Is Recycled Fiber the Only Way to Make Paper Products Greener?

Suppliers of tissue and towel products have traditionally focused on the amount of recycled fiber content of these products when making environmentally conscious purchase decisions.

The current thinking is: If a product is recycled, then it must be good for the environment, and the more recycled content there is, the better.

Certainly, utilizing recycled fiber helps to reduce the demand on natural forests, so it is always good to think about recycling. However, is using recycled fiber the only solution? Are there other strategies that can help us reduce pressure on forests?

While It is Good to Recycle, It is Time to Reduce

Source reduction is a more holistic concept that can be considered during many, if not all, of the purchasing decisions businesses and product users make. Product manufacturers with strategies aligned with this concept strive to change the design, manufacture, purchase and use of materials to reduce their amount before they become waste -- in other words, using less and leaving more for the future.

Man using paper towel dispenser

Because product usage rates and waste generation are tangible outputs that can be measured, innovative manufacturing technologies, product platforms, packaging and dispensing techniques can be developed to help minimize these outputs, thereby enhancing source reduction and reducing environmental impacts throughout the lifecycle of the product.

It's also important to remember that, when it comes to tissue and towel products, the balance of recycled and virgin fiber content may play a role in product usage and waste generation. Often, including some virgin fiber will improve product performance and therefore reduce consumption. This is another important consideration when working to reduce pressure on natural forests and ecosystems.

Sustainable Fiber Sourcing

In reality, recycled fibers eventually wear out and are inevitably lost during the recovery process. Therefore, even at optimal recycling rates, some estimate that we would run out of fiber for making paper products within a few months if virgin fiber was not added to the system.

Given the world's continuing reliance on virgin fiber in combination with the rate of global population and economic growth, the world's forests are under more pressure than ever.
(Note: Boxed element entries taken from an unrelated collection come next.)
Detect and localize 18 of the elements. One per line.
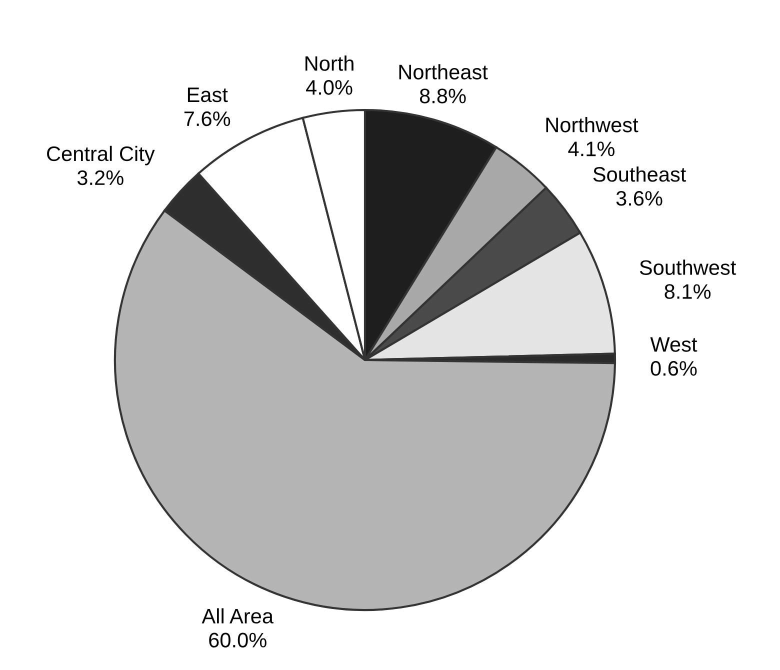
slice-label: Central City <box>47 146 155 166</box>
slice-label: Southeast <box>593 166 686 182</box>
data-label: 3.6% <box>616 190 662 206</box>
slice-label: West <box>650 337 698 352</box>
slice-label: East <box>188 88 228 102</box>
data-label: 0.6% <box>650 361 697 376</box>
slice-label: North <box>306 56 354 71</box>
data-label: 4.1% <box>568 142 614 156</box>
slice-label: Northeast <box>399 64 488 80</box>
slice-label: Northwest <box>546 117 638 132</box>
slice-label: Southwest <box>640 260 736 275</box>
data-label: 4.0% <box>306 80 352 95</box>
data-label: 8.1% <box>664 284 711 299</box>
data-label: 3.2% <box>77 170 124 186</box>
data-label: 60.0% <box>209 632 266 648</box>
data-label: 8.8% <box>420 88 466 104</box>
slice-label: All Area <box>202 608 274 624</box>
data-label: 7.6% <box>184 111 230 126</box>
Sustainable forest management practices are no longer a "nice to do," they are an economic, social and environmental imperative.
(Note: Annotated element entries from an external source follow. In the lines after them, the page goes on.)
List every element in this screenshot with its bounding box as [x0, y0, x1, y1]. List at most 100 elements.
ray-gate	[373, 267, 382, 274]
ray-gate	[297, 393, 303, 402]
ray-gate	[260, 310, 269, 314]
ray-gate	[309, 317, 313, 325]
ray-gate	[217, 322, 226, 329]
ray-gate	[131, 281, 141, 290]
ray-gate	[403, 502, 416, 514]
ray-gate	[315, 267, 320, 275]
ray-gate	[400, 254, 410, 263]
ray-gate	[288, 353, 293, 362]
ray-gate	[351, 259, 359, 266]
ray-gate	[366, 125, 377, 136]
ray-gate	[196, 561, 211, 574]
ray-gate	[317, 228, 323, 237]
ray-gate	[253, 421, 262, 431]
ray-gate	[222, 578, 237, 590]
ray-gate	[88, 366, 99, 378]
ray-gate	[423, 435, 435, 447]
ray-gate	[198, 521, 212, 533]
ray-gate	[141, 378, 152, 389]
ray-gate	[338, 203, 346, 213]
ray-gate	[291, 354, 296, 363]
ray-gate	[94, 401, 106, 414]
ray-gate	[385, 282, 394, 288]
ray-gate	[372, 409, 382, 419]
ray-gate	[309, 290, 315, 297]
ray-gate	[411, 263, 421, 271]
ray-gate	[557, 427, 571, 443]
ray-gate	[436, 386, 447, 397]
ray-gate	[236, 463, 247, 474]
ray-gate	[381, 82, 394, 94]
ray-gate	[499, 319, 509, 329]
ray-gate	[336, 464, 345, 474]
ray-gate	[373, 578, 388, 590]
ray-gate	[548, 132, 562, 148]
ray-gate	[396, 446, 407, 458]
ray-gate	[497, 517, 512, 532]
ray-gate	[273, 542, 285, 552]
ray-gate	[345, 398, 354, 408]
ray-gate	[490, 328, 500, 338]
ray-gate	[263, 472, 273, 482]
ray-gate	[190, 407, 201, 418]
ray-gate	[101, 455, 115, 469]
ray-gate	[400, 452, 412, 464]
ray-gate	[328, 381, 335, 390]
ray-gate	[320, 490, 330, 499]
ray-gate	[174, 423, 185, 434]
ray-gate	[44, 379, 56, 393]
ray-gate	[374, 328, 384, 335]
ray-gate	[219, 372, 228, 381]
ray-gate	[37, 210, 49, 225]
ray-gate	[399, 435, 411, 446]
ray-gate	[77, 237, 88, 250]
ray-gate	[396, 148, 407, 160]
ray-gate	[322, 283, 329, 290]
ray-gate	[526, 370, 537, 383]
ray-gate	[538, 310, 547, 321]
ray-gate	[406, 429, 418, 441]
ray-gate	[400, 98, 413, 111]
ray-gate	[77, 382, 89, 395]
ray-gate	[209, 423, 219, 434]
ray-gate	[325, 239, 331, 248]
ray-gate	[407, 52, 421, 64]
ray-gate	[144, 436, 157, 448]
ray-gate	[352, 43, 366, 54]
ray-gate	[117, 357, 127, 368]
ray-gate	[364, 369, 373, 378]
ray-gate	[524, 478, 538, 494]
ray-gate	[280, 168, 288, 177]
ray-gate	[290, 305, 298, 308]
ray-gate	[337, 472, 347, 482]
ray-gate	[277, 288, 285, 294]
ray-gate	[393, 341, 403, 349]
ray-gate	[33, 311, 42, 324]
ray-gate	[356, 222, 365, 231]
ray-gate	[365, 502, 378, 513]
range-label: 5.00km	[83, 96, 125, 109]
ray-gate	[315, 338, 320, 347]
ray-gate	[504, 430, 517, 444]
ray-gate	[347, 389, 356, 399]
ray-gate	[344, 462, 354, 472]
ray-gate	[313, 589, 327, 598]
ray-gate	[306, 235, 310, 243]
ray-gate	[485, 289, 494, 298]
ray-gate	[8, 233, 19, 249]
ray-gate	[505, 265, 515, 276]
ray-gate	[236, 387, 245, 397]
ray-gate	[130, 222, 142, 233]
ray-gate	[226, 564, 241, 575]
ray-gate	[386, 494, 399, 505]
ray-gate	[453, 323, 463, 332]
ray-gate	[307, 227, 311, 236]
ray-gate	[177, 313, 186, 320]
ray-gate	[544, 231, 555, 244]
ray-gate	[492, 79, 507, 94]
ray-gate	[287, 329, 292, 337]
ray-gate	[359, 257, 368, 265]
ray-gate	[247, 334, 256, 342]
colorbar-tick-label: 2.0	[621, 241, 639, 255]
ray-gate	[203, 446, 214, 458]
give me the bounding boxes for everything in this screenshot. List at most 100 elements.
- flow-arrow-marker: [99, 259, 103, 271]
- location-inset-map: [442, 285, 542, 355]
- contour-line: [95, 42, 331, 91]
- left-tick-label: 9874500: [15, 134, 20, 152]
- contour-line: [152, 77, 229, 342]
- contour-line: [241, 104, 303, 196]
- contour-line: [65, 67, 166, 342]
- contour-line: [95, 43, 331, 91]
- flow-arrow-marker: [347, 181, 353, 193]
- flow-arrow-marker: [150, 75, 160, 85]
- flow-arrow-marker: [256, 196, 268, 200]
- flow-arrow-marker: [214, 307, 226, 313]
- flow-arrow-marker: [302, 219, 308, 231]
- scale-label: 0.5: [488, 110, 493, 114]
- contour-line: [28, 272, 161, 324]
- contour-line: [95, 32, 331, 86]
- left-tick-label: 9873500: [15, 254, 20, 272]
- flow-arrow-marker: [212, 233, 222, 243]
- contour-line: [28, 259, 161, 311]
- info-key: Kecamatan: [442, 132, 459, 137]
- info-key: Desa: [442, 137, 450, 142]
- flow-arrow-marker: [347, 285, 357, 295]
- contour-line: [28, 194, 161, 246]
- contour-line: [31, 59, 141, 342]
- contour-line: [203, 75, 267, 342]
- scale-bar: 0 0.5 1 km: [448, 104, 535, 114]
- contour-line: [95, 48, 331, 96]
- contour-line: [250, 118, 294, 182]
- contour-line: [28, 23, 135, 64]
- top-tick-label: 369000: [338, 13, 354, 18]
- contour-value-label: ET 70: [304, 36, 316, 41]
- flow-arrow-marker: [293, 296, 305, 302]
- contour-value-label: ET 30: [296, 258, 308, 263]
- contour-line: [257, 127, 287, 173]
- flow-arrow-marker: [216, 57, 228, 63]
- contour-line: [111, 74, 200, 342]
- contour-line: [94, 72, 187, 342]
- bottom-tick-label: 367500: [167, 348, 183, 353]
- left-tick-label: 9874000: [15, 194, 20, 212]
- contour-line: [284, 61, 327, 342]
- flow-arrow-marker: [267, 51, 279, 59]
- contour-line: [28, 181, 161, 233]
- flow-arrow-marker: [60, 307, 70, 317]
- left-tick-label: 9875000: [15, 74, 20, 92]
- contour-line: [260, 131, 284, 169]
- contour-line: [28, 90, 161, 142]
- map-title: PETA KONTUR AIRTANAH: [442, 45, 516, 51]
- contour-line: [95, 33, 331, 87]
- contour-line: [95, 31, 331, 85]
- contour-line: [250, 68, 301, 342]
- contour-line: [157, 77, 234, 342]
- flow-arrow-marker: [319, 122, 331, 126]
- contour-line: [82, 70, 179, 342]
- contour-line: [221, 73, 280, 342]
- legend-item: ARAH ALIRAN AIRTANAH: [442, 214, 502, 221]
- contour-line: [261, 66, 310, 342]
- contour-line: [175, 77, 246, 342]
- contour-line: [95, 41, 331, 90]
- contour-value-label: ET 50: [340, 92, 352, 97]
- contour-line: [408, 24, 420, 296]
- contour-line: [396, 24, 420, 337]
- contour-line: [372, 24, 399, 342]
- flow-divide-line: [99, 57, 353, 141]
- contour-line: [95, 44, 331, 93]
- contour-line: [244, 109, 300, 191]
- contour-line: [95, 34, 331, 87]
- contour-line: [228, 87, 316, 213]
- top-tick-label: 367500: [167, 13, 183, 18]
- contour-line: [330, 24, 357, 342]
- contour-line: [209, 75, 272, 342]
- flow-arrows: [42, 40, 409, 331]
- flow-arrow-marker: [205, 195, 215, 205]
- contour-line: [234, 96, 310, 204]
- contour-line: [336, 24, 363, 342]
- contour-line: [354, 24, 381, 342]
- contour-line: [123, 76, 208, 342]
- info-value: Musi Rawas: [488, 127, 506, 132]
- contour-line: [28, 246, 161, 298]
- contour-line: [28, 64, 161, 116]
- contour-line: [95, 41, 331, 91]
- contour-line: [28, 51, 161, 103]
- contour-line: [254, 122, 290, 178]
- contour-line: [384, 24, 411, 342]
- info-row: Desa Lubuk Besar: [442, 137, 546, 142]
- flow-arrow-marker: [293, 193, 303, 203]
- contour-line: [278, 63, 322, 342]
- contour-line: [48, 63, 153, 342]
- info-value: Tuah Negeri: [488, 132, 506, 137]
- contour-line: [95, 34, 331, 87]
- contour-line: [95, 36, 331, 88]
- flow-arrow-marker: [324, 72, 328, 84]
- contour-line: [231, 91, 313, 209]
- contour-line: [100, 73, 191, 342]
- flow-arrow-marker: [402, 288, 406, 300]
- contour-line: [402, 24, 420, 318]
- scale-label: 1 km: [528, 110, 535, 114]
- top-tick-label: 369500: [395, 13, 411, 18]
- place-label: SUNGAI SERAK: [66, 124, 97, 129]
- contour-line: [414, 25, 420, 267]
Sustainable forest management aims to ensure that the goods and services derived from the forest meet present-day needs while at the same time securing their continued availability and contribution to long-term development. Among other things, it aims to protect wildlife and sensitive ecosystems through the use of best practices in sustainable forestry and economically viable management of timberlands for sustainable renewal and growth.

Third-party forest certification has emerged as an important tool to measure and communicate the social and environmental performance of forest operations. With forest certification, an independent organization develops standards of good forest management, and independent auditors issue certificates to forest operations that comply with those standards. This certification verifies that forests are well-managed -- as defined by a particular standard -- and ensures that certain wood and paper products come from responsibly managed forests.
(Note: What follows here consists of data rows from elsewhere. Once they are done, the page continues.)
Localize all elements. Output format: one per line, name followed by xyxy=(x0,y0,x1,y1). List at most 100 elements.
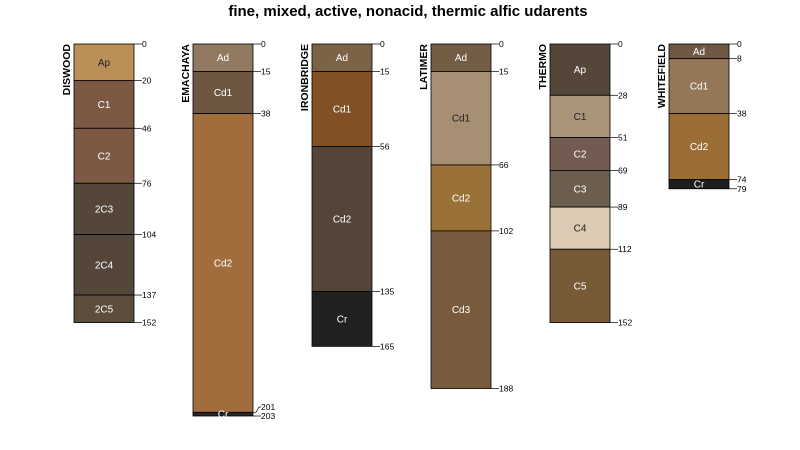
horizon-c2 xyxy=(73,127,135,184)
profiles-group: Ap C1 C2 2C3 2C4 2C5 DISWOOD 0 20 46 76 104 137 152 Ad… xyxy=(61,39,747,421)
depth-label: 46 xyxy=(142,123,152,133)
depth-label: 112 xyxy=(618,244,632,254)
horizon-label: Cd2 xyxy=(452,193,471,204)
depth-label: 0 xyxy=(380,39,385,49)
depth-label: 203 xyxy=(261,411,275,421)
depth-label: 38 xyxy=(737,109,747,119)
horizon-label: 2C3 xyxy=(95,204,114,215)
horizon-cr xyxy=(668,179,730,190)
horizon-c1 xyxy=(549,94,611,138)
horizon-2c3 xyxy=(73,182,135,235)
depth-label: 15 xyxy=(499,66,509,76)
profile-name: EMACHAYA xyxy=(180,44,192,103)
horizon-label: Ap xyxy=(98,58,111,69)
depth-label: 137 xyxy=(142,290,156,300)
horizon-label: Cd1 xyxy=(214,88,233,99)
horizon-ad xyxy=(430,43,492,72)
horizon-label: Ad xyxy=(336,53,348,64)
horizon-label: 2C4 xyxy=(95,260,114,271)
depth-label: 38 xyxy=(261,109,271,119)
horizon-label: C3 xyxy=(574,184,587,195)
horizon-cd1 xyxy=(192,71,254,115)
depth-label: 152 xyxy=(618,318,632,328)
depth-label: 74 xyxy=(737,175,747,185)
depth-label: 51 xyxy=(618,132,628,142)
horizon-label: C2 xyxy=(574,149,587,160)
horizon-label: Ap xyxy=(574,65,587,76)
depth-label: 20 xyxy=(142,76,152,86)
profile-name: IRONBRIDGE xyxy=(299,44,311,111)
depth-label: 104 xyxy=(142,230,156,240)
depth-label: 0 xyxy=(618,39,623,49)
horizon-cr xyxy=(192,411,254,417)
chart-title: fine, mixed, active, nonacid, thermic al… xyxy=(228,3,587,20)
horizon-label: Cd2 xyxy=(333,215,352,226)
horizon-cd1 xyxy=(430,71,492,166)
depth-label: 0 xyxy=(142,39,147,49)
horizon-c4 xyxy=(549,206,611,250)
depth-label: 165 xyxy=(380,341,394,351)
depth-label: 69 xyxy=(618,165,628,175)
horizon-label: Ad xyxy=(693,47,705,58)
horizon-c3 xyxy=(549,170,611,208)
horizon-2c4 xyxy=(73,234,135,296)
horizon-ad xyxy=(192,43,254,72)
horizon-cd1 xyxy=(311,71,373,148)
horizon-label: Cr xyxy=(694,180,705,191)
depth-label: 0 xyxy=(261,39,266,49)
horizon-label: C2 xyxy=(98,151,111,162)
horizon-2c5 xyxy=(73,294,135,323)
depth-label: 135 xyxy=(380,286,394,296)
horizon-label: Cd1 xyxy=(452,114,471,125)
profile-ironbridge: Ad Cd1 Cd2 Cr IRONBRIDGE 0 15 56 135 165 xyxy=(299,39,394,351)
horizon-label: Cr xyxy=(337,314,348,325)
horizon-cd2 xyxy=(430,164,492,232)
depth-label: 15 xyxy=(380,66,390,76)
horizon-label: Cd2 xyxy=(690,142,709,153)
depth-label: 8 xyxy=(737,54,742,64)
horizon-label: Ad xyxy=(217,53,229,64)
depth-label: 79 xyxy=(737,184,747,194)
horizon-ap xyxy=(549,43,611,96)
profile-thermo: Ap C1 C2 C3 C4 C5 THERMO 0 28 51 69 89 112 152 xyxy=(537,39,632,328)
depth-label: 0 xyxy=(499,39,504,49)
depth-label: 89 xyxy=(618,202,628,212)
depth-label: 15 xyxy=(261,66,271,76)
depth-label: 188 xyxy=(499,384,513,394)
profile-name: DISWOOD xyxy=(61,44,73,96)
horizon-cr xyxy=(311,290,373,347)
profile-name: LATIMER xyxy=(418,44,430,90)
profile-diswood: Ap C1 C2 2C3 2C4 2C5 DISWOOD 0 20 46 76 104 137 152 xyxy=(61,39,156,328)
depth-label: 28 xyxy=(618,90,628,100)
horizon-ap xyxy=(73,43,135,82)
horizon-label: C5 xyxy=(574,281,587,292)
depth-label: 66 xyxy=(499,160,509,170)
horizon-label: C1 xyxy=(574,112,587,123)
depth-label: 102 xyxy=(499,226,513,236)
horizon-label: C1 xyxy=(98,100,111,111)
horizon-cd3 xyxy=(430,230,492,389)
depth-label: 152 xyxy=(142,318,156,328)
horizon-label: Cr xyxy=(218,410,229,421)
depth-label: 201 xyxy=(261,402,275,412)
depth-label: 56 xyxy=(380,142,390,152)
horizon-cd1 xyxy=(668,58,730,115)
horizon-label: Cd1 xyxy=(690,82,709,93)
horizon-label: Cd2 xyxy=(214,258,233,269)
horizon-cd2 xyxy=(311,146,373,292)
profile-latimer: Ad Cd1 Cd2 Cd3 LATIMER 0 15 66 102 188 xyxy=(418,39,513,394)
horizon-label: Cd1 xyxy=(333,105,352,116)
depth-label: 76 xyxy=(142,178,152,188)
depth-label: 0 xyxy=(737,39,742,49)
horizon-label: C4 xyxy=(574,224,587,235)
horizon-label: Cd3 xyxy=(452,305,471,316)
horizon-cd2 xyxy=(668,113,730,181)
horizon-label: Ad xyxy=(455,53,467,64)
horizon-c1 xyxy=(73,80,135,129)
horizon-cd2 xyxy=(192,113,254,413)
profile-name: WHITEFIELD xyxy=(656,44,668,109)
profile-name: THERMO xyxy=(537,44,549,90)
The World Resource Institute and the World Business Council for Sustainable Development suggest that purchasers ask several key questions when purchasing sustainable paper-based products:

  • Origin: Where do the products come from?
  • Information accuracy: Is information about the products credible?
  • Legality: Have the products been legally produced?
  • Sustainability: Have forests been sustainably managed?
  • Special places: Have special places, including sensitive ecosystems, been protected?
  • Climate change: Have climate change issues been addressed?
  • Environmental protection: Have appropriate environmental controls been applied?
  • Recycled fiber: Has recycled fiber been used appropriately?
  • Other resources: Have other resources been used appropriately?
  • Local communities and indigenous people: Have the needs of local communities or indigenous people been addressed?

Forestry Management Certification Systems

There are several organizations that certify wood and wood-based products.

The Forest Stewardship Council (FSC) is an international, non-governmental organization dedicated to promoting responsible management of the world's forests. It was founded in response to public concern about deforestation and demand for a trustworthy wood-labeling system. There are currently more than 49 million hectares of FSC-certified forestland in the U.S. and Canada and more than 133 million hectares globally.

The Sustainable Forest Initiative (SFI) is an independent, non-profit organization responsible for maintaining, overseeing and improving a sustainable forestry certification program that is internationally recognized and is the largest single forest standard in the world. The SFI 2010-2014 Standard is based on principles and measures that promote sustainable forest management and consider all forest values. It includes unique fiber sourcing requirements to promote responsible forest management on all forest lands in North America  SFI certification also extends to the market. When they see the SFI label on a product, consumers can be confident they are buying wood or paper from responsible sources -- whether it is reams of paper, packaging or two-by-fours.